On Thursday, a key Senate committee plans to hold a hearing on the nation’s system for funding home loans that will feature small lenders.
(Bloomberg)—A decade ago, Brian Koss was a senior vice president at Countrywide Financial who saw firsthand how big lenders muscled out small ones during the housing boom by cutting special deals with Fannie Mae and Freddie Mac.
Now, as a senior executive at a mid-size lender, he says a positive outcome from the bust is that government policies have mostly leveled the playing field.
U.S. lawmakers largely agree they want to keep it that way. But finding consensus on how to do it could be a sticking point in the latest effort to overhaul the housing-finance system.
On Thursday, a key Senate committee plans to hold a hearing on the nation’s system for funding home loans that will feature small lenders. It’s the third housing-finance hearing held by the Senate Banking Committee this year as Congress takes another stab at figuring out a long-term solution for Fannie and Freddie, which underpin nearly half the mortgage market. The companies have been under the government’s control since the 2008 financial crisis.
Increased Dominance
Small lenders are seen as a pivotal to the debate because some lawmakers are adamant that consumers and taxpayers benefit when such firms are active in the mortgage market. Small lenders argue that they provide better and more personal service than their bigger rivals. And some policy makers worry that increased market dominance by mega banks will enhance their status as being too big to fail, potentially putting taxpayers at risk should a giant lender run into trouble and need a government rescue.
Senator Sherrod Brown, the banking panel’s top Democrat, signaled last month that helping small lenders would be one of his primary focuses in any legislation that reforms housing-finance policy.
“For all of its faults, the current system does provide access to small lenders,” Ohio’s Brown said.

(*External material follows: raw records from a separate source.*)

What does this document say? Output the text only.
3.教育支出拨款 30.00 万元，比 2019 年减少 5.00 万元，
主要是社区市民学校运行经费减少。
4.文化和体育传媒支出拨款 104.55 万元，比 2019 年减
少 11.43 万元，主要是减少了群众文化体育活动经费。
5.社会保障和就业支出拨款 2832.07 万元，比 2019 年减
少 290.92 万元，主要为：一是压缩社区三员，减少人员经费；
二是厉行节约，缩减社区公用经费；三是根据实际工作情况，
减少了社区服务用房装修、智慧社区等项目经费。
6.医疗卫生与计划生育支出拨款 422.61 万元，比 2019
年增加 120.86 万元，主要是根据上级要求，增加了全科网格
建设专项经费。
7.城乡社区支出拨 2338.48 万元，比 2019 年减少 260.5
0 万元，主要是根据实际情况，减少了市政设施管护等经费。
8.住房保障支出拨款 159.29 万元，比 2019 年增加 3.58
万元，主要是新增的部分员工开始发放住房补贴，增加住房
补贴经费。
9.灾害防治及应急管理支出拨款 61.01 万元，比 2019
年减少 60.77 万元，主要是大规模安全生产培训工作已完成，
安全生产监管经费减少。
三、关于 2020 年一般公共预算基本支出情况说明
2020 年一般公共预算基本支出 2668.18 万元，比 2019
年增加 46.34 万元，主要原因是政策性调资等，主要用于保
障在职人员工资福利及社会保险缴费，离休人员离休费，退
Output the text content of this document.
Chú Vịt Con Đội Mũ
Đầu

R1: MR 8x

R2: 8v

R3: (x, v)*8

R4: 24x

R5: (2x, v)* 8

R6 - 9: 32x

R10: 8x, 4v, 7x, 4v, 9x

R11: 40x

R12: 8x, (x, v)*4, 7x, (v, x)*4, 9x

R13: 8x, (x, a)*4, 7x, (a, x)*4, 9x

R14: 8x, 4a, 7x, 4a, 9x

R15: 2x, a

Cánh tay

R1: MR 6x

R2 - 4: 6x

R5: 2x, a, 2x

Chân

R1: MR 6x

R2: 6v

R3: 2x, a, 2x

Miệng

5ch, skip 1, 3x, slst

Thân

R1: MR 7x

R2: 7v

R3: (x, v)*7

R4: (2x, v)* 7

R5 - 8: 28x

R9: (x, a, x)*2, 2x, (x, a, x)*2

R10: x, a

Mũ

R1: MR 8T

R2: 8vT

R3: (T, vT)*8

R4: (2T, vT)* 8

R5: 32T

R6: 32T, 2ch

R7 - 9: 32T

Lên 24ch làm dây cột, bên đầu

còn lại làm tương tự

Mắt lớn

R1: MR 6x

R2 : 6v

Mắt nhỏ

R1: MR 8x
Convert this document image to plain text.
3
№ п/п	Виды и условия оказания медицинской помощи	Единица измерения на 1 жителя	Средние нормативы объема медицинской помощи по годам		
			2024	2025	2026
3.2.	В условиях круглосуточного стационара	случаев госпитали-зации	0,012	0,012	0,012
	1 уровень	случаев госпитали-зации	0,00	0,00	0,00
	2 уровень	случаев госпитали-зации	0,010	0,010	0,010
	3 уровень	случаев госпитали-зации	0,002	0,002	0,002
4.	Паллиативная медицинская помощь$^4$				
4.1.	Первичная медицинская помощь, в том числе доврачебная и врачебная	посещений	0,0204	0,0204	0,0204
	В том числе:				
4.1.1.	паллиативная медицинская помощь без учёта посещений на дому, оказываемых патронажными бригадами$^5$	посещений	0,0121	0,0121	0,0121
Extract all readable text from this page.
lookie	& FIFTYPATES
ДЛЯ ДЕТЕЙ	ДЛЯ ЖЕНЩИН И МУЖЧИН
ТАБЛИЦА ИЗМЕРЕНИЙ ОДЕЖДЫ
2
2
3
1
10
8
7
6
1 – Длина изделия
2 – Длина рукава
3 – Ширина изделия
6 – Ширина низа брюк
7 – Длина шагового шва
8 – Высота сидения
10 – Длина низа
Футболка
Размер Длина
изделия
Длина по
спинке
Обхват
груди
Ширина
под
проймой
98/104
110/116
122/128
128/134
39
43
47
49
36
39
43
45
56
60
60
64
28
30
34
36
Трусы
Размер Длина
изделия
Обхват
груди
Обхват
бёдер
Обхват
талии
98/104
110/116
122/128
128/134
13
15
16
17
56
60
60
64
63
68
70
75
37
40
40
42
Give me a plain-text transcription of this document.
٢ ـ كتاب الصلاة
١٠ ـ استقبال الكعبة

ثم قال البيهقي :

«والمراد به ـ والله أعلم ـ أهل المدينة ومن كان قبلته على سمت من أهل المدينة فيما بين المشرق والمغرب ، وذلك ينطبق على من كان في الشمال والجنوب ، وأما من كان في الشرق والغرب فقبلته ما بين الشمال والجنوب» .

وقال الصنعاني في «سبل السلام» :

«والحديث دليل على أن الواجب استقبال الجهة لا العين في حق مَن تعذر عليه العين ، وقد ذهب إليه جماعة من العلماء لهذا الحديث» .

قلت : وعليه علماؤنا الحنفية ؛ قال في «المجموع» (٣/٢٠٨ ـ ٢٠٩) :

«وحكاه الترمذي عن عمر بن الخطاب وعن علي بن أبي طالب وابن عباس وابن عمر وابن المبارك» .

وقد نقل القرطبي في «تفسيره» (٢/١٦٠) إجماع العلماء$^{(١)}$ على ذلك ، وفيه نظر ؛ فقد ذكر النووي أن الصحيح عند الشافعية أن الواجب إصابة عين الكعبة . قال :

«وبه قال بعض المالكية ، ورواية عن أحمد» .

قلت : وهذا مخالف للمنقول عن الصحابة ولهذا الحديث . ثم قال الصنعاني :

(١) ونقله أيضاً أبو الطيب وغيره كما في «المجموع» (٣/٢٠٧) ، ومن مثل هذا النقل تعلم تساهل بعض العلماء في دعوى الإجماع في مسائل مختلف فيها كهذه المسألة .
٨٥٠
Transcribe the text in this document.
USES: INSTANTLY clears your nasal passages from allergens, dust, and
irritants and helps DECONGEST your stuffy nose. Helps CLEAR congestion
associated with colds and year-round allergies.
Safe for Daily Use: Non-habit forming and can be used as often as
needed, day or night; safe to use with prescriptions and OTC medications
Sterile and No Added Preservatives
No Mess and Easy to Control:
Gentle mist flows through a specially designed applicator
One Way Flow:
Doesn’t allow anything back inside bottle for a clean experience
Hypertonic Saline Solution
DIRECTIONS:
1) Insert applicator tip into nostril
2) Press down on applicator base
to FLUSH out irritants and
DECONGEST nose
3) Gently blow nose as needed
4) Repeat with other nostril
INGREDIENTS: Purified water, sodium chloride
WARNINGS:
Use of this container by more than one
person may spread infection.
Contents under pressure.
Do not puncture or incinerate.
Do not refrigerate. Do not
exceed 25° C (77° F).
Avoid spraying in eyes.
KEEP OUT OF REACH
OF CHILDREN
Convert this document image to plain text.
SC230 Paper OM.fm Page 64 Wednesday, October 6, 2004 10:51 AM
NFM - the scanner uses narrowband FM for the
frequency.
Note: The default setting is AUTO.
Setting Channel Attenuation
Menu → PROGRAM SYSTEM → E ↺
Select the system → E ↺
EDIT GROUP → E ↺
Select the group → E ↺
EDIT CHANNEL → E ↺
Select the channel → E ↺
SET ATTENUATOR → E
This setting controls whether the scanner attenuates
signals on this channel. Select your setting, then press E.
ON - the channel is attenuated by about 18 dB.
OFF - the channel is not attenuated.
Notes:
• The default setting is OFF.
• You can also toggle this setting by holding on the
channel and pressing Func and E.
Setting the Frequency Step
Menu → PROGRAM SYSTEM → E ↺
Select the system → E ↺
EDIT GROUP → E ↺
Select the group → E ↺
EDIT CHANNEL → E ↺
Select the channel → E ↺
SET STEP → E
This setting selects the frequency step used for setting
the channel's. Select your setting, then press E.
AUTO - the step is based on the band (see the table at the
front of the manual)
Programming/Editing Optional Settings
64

Fannie and Freddie don’t make loans themselves, but buy them from lenders, wrap them into securities and make guarantees to investors in case the loans default. The companies became a flashpoint of the financial crisis, after being thrown a $187.5 billion federal bailout as the housing market cratered. To reduce the government’s role in the mortgage market, Congress has tried but failed to pass legislation over the past decade that would overhaul or wind them down.
Bank Competitors
This time, some small lender trade groups say they fear the Senate might adopt a plan that shunts more business to big banks. They say that could happen if lawmakers take up a proposal from the Mortgage Bankers Association that would allow lenders to invest in new Fannie-Freddie competitors.
The MBA disputes that. On Wednesday, the trade group sent to lawmakers a letter signed by 110 small and midsize lenders supporting their plan, arguing that the bigger risk to small lenders without a law is that future regulators could reverse the protections they have now.
Another small-lender worry is that a new system will allow big banks to issue mortgages on better terms. The fear stems in part from how things worked before the crisis.
Fannie and Freddie charge fees to back home loans, which are ultimately passed on to borrowers in mortgage rates. During the housing boom, Fannie and Freddie competed intensely for market share, so they often lowered fees if big lenders agreed to funnel the bulk of their business to just one of the companies.
Because large lenders got such steep discounts, it often made sense for the small lenders to sell their loans to the bigger companies rather than directly to Fannie or Freddie. As part of that, small lenders had to give up the process of servicing mortgages, which meant losing an income stream.
Countrywide’s Bidding
“Fannie had to do the things that Countrywide wanted,” said Koss, now an executive vice president at Mortgage Network, a non-bank lender that made about $3 billion in loans last year.
After the government took over Fannie and Freddie, their regulator, the Federal Housing Finance Agency, stamped out the preferential treatment.
In 2006 near the housing market’s peak, the top 10 mortgage lenders made up more than two-thirds of Fannie’s total business and more than three-quarters of Freddie’s business, according to trade publication Inside Mortgage Finance. In the first half of 2017, the top 10 represented less than half.
For small lenders “any change in the status quo brings up the question, ‘How do we know we’re going to be treated equally?”’ said Inside Mortgage Finance publisher Guy Cecala.
Bypassing Congress
Some shareholders of Fannie and Freddie, including Paulson & Co. and Fairholme Funds, have advocated letting the companies build up capital and then releasing them to private investors without making major changes to the market. They say a benefit of the plan is that the Trump administration can get it done without legislation.
While small lender groups agree that the mortgage market isn’t in need of a dramatic shake up, the Independent Community Bankers of America and the Community Mortgage Lenders of America say releasing the companies without congressional action would be a mistake.
That’s because they want requirements that Fannie and Freddie provide equal pricing enshrined in legislation. Otherwise, the groups are concerned that the preferential deals offered to big lenders will return, said Glen Corso, executive director of the CMLA.